Super Bowl Seed

This turf is tough enough – thanks to West Coast Turf and Pennington Seed.

Sports turf should take the tackles – survive kick-offs, sliding dives and cleat-clad, heavy players. Super Bowl seed needs to stand the rough-and-ready workout it will endure on Jan. 26, 2003, when two teams test just how durable a turf seed is – and, see who will win the championship, of course.

Two NFL teams will pass the pigskin across Pennington Seed’s Jet Perennial Ryegrass and Mallard Kentucky Bluegrass turf this year. More than 100,000 square feet of hybrid Bermuda sod is currently being cultivated at West Coast Turf’s Indio, Calif., facility, and the company will ship the sod 120 miles to San Diego so West Coast Turf crews can carpet the stadium green in time for the event.

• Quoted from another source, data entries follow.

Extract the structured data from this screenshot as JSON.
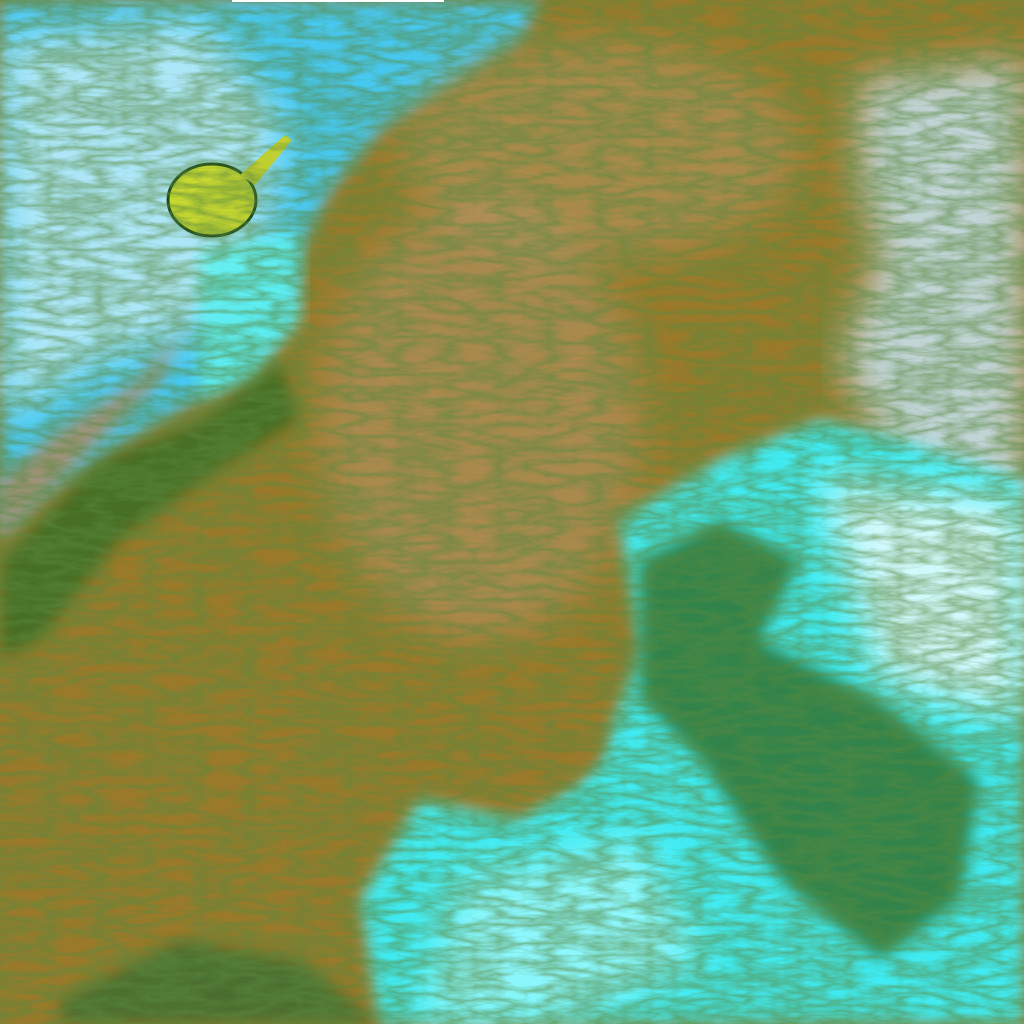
{
  "image": {
    "kind": "false-color satellite imagery",
    "colors": {
      "land": "#9a7a2a",
      "land_light": "#b09060",
      "vegetation": "#2f7a2a",
      "cloud_cyan": "#3fe8f0",
      "cloud_white": "#e8fbff",
      "water_blue": "#3aaee8",
      "lake": "#c8d830"
    }
  }
}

“The playing field plays an incredibly important role in every football game at every level,” pointed out George Toma, Super Bowl XXXVII turf consultant, who was inducted into the professional football Hall of Fame for his field preparations. “When you bring the two best teams together for the biggest single sporting event in the world, the quality of the turf on the field is absolutely critical.”

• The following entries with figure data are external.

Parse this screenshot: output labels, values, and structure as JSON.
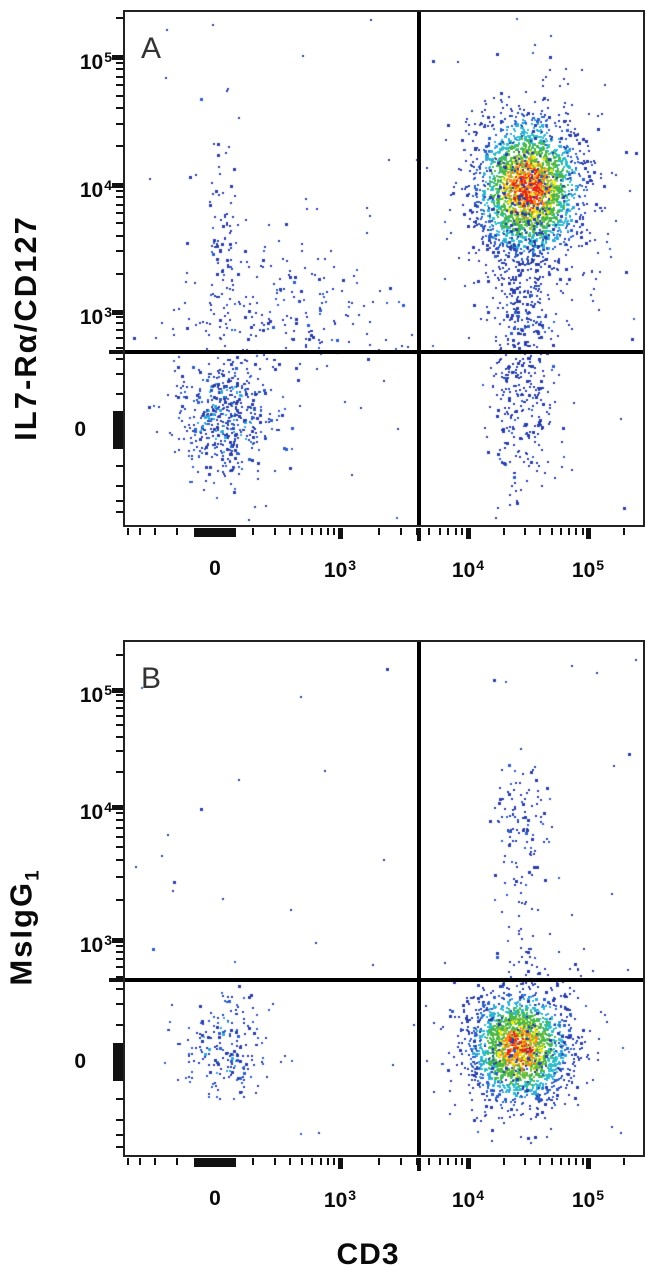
{
  "figure": {
    "background": "#ffffff",
    "frame_color": "#222222",
    "gate_color": "#000000",
    "dot_palette": {
      "dark_blue": "#2a3ea6",
      "blue": "#2b5fc7",
      "cyan": "#2fa8dc",
      "teal": "#2fbcc9",
      "green": "#49b749",
      "yellow_green": "#8cc63e",
      "yellow": "#f3ea1c",
      "orange": "#f58b1f",
      "red": "#e6231e"
    }
  },
  "chart_data": [
    {
      "type": "scatter",
      "panel_letter": "A",
      "xlabel": "CD3",
      "ylabel": "IL7-Rα/CD127",
      "scale": "biexponential log10",
      "x_ticks": [
        {
          "label": "0",
          "log": 2
        },
        {
          "base": "10",
          "exp": "3",
          "log": 3
        },
        {
          "base": "10",
          "exp": "4",
          "log": 4
        },
        {
          "base": "10",
          "exp": "5",
          "log": 5
        }
      ],
      "y_ticks": [
        {
          "base": "10",
          "exp": "5",
          "log": 5
        },
        {
          "base": "10",
          "exp": "4",
          "log": 4
        },
        {
          "base": "10",
          "exp": "3",
          "log": 3
        },
        {
          "label": "0",
          "log": 2
        }
      ],
      "quadrant_gate": {
        "x_log": 3.62,
        "y_log": 2.66
      },
      "populations": [
        {
          "region": "upper-right dense cluster",
          "x_log": 4.5,
          "y_log": 3.98,
          "sx": 0.21,
          "sy": 0.26,
          "n": 2400,
          "palette": "hot",
          "intensity": 1.0
        },
        {
          "region": "upper-right halo",
          "x_log": 4.5,
          "y_log": 3.92,
          "sx": 0.33,
          "sy": 0.45,
          "n": 330,
          "palette": "blue"
        },
        {
          "region": "right column mid",
          "x_log": 4.46,
          "y_log": 3.22,
          "sx": 0.15,
          "sy": 0.28,
          "n": 240,
          "palette": "blue"
        },
        {
          "region": "lower-right column",
          "x_log": 4.46,
          "y_log": 2.28,
          "sx": 0.14,
          "sy": 0.4,
          "n": 290,
          "palette": "blue"
        },
        {
          "region": "lower-left cluster",
          "x_log": 2.07,
          "y_log": 2.1,
          "sx": 0.19,
          "sy": 0.25,
          "n": 520,
          "palette": "blue-cyan"
        },
        {
          "region": "mid-left band",
          "x_log": 2.5,
          "y_log": 3.0,
          "sx": 0.5,
          "sy": 0.3,
          "n": 220,
          "palette": "blue"
        },
        {
          "region": "upper-left trail",
          "x_log": 2.07,
          "y_log": 3.5,
          "sx": 0.09,
          "sy": 0.4,
          "n": 80,
          "palette": "blue"
        },
        {
          "region": "background",
          "uniform": true,
          "n": 55,
          "palette": "blue"
        }
      ]
    },
    {
      "type": "scatter",
      "panel_letter": "B",
      "xlabel": "CD3",
      "ylabel": "MsIgG",
      "ylabel_sub": "1",
      "scale": "biexponential log10",
      "x_ticks": [
        {
          "label": "0",
          "log": 2
        },
        {
          "base": "10",
          "exp": "3",
          "log": 3
        },
        {
          "base": "10",
          "exp": "4",
          "log": 4
        },
        {
          "base": "10",
          "exp": "5",
          "log": 5
        }
      ],
      "y_ticks": [
        {
          "base": "10",
          "exp": "5",
          "log": 5
        },
        {
          "base": "10",
          "exp": "4",
          "log": 4
        },
        {
          "base": "10",
          "exp": "3",
          "log": 3
        },
        {
          "label": "0",
          "log": 2
        }
      ],
      "quadrant_gate": {
        "x_log": 3.62,
        "y_log": 2.67
      },
      "populations": [
        {
          "region": "lower-right dense cluster",
          "x_log": 4.43,
          "y_log": 2.12,
          "sx": 0.2,
          "sy": 0.22,
          "n": 2000,
          "palette": "hot",
          "intensity": 0.93
        },
        {
          "region": "lower-right halo",
          "x_log": 4.43,
          "y_log": 2.12,
          "sx": 0.32,
          "sy": 0.36,
          "n": 240,
          "palette": "blue"
        },
        {
          "region": "upper-right cluster",
          "x_log": 4.43,
          "y_log": 3.95,
          "sx": 0.13,
          "sy": 0.2,
          "n": 85,
          "palette": "blue"
        },
        {
          "region": "right column trail",
          "x_log": 4.43,
          "y_log": 3.25,
          "sx": 0.11,
          "sy": 0.42,
          "n": 60,
          "palette": "blue"
        },
        {
          "region": "lower-left cluster",
          "x_log": 2.1,
          "y_log": 2.12,
          "sx": 0.18,
          "sy": 0.2,
          "n": 200,
          "palette": "blue-cyan"
        },
        {
          "region": "background",
          "uniform": true,
          "n": 38,
          "palette": "blue"
        }
      ]
    }
  ]
}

Toma knows this firsthand. At last year’s University of Hawaii opening game with Montana State at War Memorial Stadium in Maui, Toma reconditioned the worn-out field in time for kick-off by pre-germinating the site with ryegrass and seeding the field eight days before the game. “…It was in great shape by kick-off,” he said, adding that since Hawaii does not have sod farms, the turf crew took this alternative approach.

And it worked.

“In fact, I was awarded the game ball because of the condition of the field and also receive the player of the month quarterback award from The University of Hawaii Quarterback Club,” Toma noted.

Pennington Seed and Toma hope for the same winning results on the San Diego field. “Pennington seed is very proud to be playing such an important role in the biggest game of them all, Super Bowl XXXVII,” remarked Sonny Pennington, president and CEO, Pennington Seed, Madison, Ga.